When the COVID-19 pandemic started, most of us did everything we could to lower our risk of getting infected. We locked ourselves in our homes. We limited our contact with other people. We became obsessive about hygiene, wearing surgical masks, and washing our hands with the frequency and vigor of a first-year medical resident. What made it palatable, in large part, was the feeling that it was only temporary. We’d lock down, and then after a few weeks, or a couple of months at the most, things would reopen and we could get back to normal.
That, as we all know, hasn’t happened. The virus operates on its own schedule. Without a vaccine, it is now clear, we’ll be living with COVID-19 for the foreseeable future; even the most optimistic estimates for a vaccine are early 2021. So the question now is: How do we operate in a world where even the most mundane decisions — whether to meet a friend for a drink, say, or to pop into the corner grocery for a pint of Hӓagen-Dazs — can feel like matters of life or death?

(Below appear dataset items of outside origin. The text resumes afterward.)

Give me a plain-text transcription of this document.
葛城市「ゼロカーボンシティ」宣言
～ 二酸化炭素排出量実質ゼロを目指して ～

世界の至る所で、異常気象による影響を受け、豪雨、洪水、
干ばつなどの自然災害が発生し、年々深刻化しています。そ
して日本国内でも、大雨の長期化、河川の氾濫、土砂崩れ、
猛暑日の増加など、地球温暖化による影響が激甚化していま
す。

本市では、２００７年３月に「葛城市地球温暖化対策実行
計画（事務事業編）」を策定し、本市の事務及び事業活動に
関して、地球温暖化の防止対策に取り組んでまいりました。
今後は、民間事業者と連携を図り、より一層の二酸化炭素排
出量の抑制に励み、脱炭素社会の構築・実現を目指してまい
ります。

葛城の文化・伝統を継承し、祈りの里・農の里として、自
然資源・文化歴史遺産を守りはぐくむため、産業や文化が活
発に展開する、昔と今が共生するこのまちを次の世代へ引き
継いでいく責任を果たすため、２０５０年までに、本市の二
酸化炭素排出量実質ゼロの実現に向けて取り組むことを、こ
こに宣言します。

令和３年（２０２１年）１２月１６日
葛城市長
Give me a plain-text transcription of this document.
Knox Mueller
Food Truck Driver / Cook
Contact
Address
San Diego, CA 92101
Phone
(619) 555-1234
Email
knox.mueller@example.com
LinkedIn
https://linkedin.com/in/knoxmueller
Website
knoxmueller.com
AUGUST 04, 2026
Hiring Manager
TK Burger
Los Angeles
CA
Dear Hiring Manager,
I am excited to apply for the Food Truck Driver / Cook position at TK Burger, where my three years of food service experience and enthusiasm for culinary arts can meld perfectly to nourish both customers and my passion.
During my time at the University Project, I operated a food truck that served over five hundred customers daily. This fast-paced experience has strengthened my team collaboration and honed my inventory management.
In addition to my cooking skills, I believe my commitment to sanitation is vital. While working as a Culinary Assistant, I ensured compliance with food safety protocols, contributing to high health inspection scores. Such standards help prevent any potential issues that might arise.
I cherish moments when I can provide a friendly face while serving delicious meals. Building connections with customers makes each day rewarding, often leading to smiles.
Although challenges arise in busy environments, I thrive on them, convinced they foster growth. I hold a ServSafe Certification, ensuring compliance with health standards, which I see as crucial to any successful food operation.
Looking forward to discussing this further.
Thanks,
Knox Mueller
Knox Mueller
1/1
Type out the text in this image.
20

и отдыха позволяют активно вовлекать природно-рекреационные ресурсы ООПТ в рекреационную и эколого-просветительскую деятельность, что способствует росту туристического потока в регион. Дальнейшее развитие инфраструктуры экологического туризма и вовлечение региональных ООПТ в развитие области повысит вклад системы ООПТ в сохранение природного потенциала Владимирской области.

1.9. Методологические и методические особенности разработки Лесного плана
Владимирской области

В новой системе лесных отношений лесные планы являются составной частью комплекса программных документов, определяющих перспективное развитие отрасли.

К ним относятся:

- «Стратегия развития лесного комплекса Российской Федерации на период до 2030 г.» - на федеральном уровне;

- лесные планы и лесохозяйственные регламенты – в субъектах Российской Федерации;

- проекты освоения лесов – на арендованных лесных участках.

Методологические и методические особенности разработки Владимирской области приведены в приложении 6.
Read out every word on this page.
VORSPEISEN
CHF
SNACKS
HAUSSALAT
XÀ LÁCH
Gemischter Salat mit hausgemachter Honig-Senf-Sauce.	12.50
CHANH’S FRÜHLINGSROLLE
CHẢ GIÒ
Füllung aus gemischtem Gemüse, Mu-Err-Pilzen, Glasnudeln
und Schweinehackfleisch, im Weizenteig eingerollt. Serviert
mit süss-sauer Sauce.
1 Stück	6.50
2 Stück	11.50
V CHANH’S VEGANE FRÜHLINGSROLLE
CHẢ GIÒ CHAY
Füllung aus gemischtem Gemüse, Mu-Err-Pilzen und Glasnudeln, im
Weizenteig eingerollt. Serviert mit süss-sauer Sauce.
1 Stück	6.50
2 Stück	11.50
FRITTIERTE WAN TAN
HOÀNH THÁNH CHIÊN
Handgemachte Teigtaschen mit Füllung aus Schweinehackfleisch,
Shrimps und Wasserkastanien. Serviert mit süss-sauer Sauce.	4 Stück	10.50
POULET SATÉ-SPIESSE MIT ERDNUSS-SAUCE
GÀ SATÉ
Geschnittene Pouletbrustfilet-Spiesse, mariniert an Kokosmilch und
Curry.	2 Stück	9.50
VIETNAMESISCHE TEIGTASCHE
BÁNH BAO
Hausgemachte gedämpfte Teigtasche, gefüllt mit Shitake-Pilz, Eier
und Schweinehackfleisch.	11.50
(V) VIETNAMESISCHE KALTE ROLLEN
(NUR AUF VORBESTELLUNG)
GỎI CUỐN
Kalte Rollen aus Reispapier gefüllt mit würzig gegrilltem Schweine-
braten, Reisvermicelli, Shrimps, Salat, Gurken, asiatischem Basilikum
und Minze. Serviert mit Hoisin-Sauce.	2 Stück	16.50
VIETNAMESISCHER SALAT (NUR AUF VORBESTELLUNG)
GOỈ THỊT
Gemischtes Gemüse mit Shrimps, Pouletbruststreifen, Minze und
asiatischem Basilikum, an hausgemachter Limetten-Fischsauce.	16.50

I’m an economist, a discipline in which we are endlessly analyzing how risk and uncertainty factor into everyday life. How do people approach the stock market in times of economic crisis? What motivates someone to wear a seat belt, or take a dangerous job, or skip the insurance option when renting a car? Economists look at data on these behaviors to try to figure out what “value” people implicitly put on their lives.
Today, in the midst of a global pandemic, we face an unprecedented level of risk and uncertainty in our daily lives — with very little reliable information to guide us. Our political leaders have been at best inconsistent, and at worst flat-out wrong, when it comes to communicating how to protect ourselves and each other.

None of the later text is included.